I've been listening to those Q&A sessions for years, but these days you can almost hear the fear in the analysts' voices - a fear of the capitalist dynamic.
Regular readers will know that I was beating the drum of Harley as an ADV bike manufacturer for years before it eventually emerged that it was indeed edging in that once blasphemous direction - despite it, actually, being the real origins of American style motorcycling.
If you discount the engineering deficit that we now know doesn't exist, it never really was a gamble, more just a self-financed calculated risk. After just three months, the (albeit modest) planned production for 2021 has already sold out with the Pan America already emerging as the best selling ADV/dual sport model in the United States for May and June.
Harley is serious about its presence in what many still dismiss as a niche - it may well be, but it is not a trivial one. Although the ADV market is small in the United States in unit terms, way smaller than in Europe for example, Jochen Zeitz has made it clear that he does not believe it needs to stay that way and is determined that, domestically at least, Harley should lead it.
Now that's what you call American ambition!
During the second quarter, the Pan America was followed by the re-imagining of LiveWire as a Bar 'n Shield 'Brand Mate' and bringing conclusive to the pricing issue that has dominated the original model's progress - the metal has lagged the brand. But not now. Now the program makes sense.

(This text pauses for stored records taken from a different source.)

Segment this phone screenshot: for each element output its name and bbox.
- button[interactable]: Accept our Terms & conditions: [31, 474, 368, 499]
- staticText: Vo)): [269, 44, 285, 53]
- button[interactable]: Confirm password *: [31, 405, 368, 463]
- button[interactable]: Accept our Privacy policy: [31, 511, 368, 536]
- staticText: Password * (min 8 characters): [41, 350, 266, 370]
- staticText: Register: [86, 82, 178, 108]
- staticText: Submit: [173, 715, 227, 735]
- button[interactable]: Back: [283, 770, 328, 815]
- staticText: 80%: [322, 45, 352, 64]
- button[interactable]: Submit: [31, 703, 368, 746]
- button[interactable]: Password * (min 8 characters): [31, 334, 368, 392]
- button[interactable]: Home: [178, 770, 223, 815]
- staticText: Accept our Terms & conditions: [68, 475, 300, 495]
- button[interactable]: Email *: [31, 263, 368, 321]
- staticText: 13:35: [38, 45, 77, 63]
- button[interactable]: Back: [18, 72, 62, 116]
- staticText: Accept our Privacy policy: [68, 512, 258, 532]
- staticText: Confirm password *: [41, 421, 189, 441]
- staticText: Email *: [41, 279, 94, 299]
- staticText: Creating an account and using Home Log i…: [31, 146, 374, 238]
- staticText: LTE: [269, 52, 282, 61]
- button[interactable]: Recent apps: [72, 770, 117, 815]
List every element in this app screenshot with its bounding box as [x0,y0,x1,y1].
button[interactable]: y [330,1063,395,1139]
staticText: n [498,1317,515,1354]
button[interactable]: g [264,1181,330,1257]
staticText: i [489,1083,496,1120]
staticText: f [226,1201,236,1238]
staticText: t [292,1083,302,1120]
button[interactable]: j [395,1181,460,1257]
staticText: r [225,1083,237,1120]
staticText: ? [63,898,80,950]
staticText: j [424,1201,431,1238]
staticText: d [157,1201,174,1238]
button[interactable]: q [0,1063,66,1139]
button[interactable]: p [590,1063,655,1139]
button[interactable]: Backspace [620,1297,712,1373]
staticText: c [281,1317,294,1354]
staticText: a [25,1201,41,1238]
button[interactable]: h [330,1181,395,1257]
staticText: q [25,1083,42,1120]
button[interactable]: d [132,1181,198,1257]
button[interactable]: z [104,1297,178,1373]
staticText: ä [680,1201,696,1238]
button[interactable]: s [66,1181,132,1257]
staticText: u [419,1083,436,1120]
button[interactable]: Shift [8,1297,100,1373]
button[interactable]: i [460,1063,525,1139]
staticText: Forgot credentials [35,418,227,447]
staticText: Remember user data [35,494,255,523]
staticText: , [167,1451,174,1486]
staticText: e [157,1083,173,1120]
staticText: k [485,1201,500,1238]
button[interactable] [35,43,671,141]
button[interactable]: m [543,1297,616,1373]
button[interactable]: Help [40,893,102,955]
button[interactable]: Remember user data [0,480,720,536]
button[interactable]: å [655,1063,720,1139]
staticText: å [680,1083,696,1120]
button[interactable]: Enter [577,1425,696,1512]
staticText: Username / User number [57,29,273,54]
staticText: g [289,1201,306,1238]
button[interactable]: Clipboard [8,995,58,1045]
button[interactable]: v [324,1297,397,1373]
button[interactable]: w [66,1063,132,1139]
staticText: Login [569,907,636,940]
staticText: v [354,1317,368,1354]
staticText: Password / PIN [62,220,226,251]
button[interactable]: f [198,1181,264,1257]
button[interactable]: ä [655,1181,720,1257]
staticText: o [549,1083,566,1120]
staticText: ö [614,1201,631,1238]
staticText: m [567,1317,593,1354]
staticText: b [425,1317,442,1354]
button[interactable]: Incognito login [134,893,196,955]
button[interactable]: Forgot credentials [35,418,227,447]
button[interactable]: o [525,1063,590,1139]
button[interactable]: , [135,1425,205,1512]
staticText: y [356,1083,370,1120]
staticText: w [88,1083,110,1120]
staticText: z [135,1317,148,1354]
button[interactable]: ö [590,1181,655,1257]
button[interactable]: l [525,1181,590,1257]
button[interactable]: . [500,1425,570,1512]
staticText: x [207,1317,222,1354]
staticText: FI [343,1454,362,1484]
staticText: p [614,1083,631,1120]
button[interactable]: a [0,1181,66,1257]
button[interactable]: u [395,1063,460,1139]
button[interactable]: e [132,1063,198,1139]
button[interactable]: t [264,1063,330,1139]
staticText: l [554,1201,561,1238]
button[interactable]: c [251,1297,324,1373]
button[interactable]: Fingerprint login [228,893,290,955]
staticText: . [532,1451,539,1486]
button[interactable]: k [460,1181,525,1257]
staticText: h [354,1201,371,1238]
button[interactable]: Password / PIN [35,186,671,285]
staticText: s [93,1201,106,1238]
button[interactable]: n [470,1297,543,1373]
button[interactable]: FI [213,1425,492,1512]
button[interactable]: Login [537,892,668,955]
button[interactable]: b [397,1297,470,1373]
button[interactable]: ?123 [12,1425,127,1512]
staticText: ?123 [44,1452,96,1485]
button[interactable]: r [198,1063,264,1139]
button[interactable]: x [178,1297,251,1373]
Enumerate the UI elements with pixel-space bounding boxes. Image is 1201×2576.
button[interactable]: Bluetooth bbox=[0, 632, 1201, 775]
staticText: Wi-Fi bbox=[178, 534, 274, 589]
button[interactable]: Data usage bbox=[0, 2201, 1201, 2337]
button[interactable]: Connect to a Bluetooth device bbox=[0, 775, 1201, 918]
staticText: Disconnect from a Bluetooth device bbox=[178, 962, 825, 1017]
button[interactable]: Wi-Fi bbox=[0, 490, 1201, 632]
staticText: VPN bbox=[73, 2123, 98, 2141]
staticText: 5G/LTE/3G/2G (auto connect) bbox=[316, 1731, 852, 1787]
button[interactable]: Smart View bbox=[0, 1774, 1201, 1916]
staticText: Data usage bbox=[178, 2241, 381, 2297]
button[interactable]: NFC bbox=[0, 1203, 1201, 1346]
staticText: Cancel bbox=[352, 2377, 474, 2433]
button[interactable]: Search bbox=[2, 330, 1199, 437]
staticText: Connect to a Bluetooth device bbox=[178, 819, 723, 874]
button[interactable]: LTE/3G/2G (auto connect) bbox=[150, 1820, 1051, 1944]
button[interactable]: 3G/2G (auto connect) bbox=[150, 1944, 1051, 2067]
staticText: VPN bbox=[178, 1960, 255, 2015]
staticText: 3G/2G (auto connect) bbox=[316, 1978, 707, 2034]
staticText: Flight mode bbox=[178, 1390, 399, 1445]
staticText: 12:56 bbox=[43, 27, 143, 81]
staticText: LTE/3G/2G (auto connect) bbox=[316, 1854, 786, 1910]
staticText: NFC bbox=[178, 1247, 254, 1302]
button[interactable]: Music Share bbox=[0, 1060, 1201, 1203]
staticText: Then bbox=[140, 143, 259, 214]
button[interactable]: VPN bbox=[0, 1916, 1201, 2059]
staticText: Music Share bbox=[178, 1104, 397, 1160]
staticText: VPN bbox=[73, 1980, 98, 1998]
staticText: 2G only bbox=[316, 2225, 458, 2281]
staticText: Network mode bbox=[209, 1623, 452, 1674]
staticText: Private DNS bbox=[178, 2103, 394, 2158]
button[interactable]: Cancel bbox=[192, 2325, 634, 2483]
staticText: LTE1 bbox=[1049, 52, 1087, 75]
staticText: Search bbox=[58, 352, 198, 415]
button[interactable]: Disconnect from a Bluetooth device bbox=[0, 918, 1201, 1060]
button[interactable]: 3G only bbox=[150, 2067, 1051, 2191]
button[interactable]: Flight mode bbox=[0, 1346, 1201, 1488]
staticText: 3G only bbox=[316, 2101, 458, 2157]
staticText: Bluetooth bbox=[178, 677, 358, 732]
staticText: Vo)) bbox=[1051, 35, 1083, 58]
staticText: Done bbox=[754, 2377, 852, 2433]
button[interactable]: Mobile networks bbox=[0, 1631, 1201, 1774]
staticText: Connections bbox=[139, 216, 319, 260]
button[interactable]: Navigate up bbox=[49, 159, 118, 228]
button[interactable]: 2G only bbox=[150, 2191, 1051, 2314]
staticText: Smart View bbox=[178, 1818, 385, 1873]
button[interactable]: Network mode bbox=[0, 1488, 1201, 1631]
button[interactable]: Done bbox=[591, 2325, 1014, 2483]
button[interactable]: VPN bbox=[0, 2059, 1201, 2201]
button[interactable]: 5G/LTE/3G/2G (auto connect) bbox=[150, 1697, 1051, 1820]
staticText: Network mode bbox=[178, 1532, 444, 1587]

Again, it may well remain a niche for some time to come yet. Indeed, if the gospel of 'Synth Gas' can finally attract enough believers, then maybe, just maybe, it will stay that way. Unlikely though that may be now, but technically it would be a perfectly plausible and valid solution.
Either way, LiveWire One positions the brand to compete in an ambitiously American way.
Then there comes what to do with the venerable Sportster. Does 65 years of faithful service buy a brand a break?
Rather than even worry about trying to break through the brick wall of emissions regulations in Europe, Harley elegantly danced round the issue by simply dropping the line there for 2021. Better still, in advance of achieving escape velocity from the profit killer so-called "entry level" $6k to $12k price point, say hello to their "all-new Sport category."
As seen elsewhere in this edition, the Sportster S is the first of a new family of performance-oriented Sportsters; that 975 cc Rev Max developed for the abandoned 'Bronx' streetfighter is going to come in useful after all.  
Compared to the glacial, sclerotic rate of corporate evolution since Keith Wandell laid down his scalpel, Jochen Zeitz has kicked sand in the face of stagnation and responded to the challenges by meeting them head on and beating them into submission.
In just 18 months he has shown Harley's baggage a clean pair of heels, and with all due kudos to the new management team and stricture, and to everyone downwind of them, if the pace of change in the past 18 months is anything to go by, you should all grab a bunch of them there shares while they are still going cheap!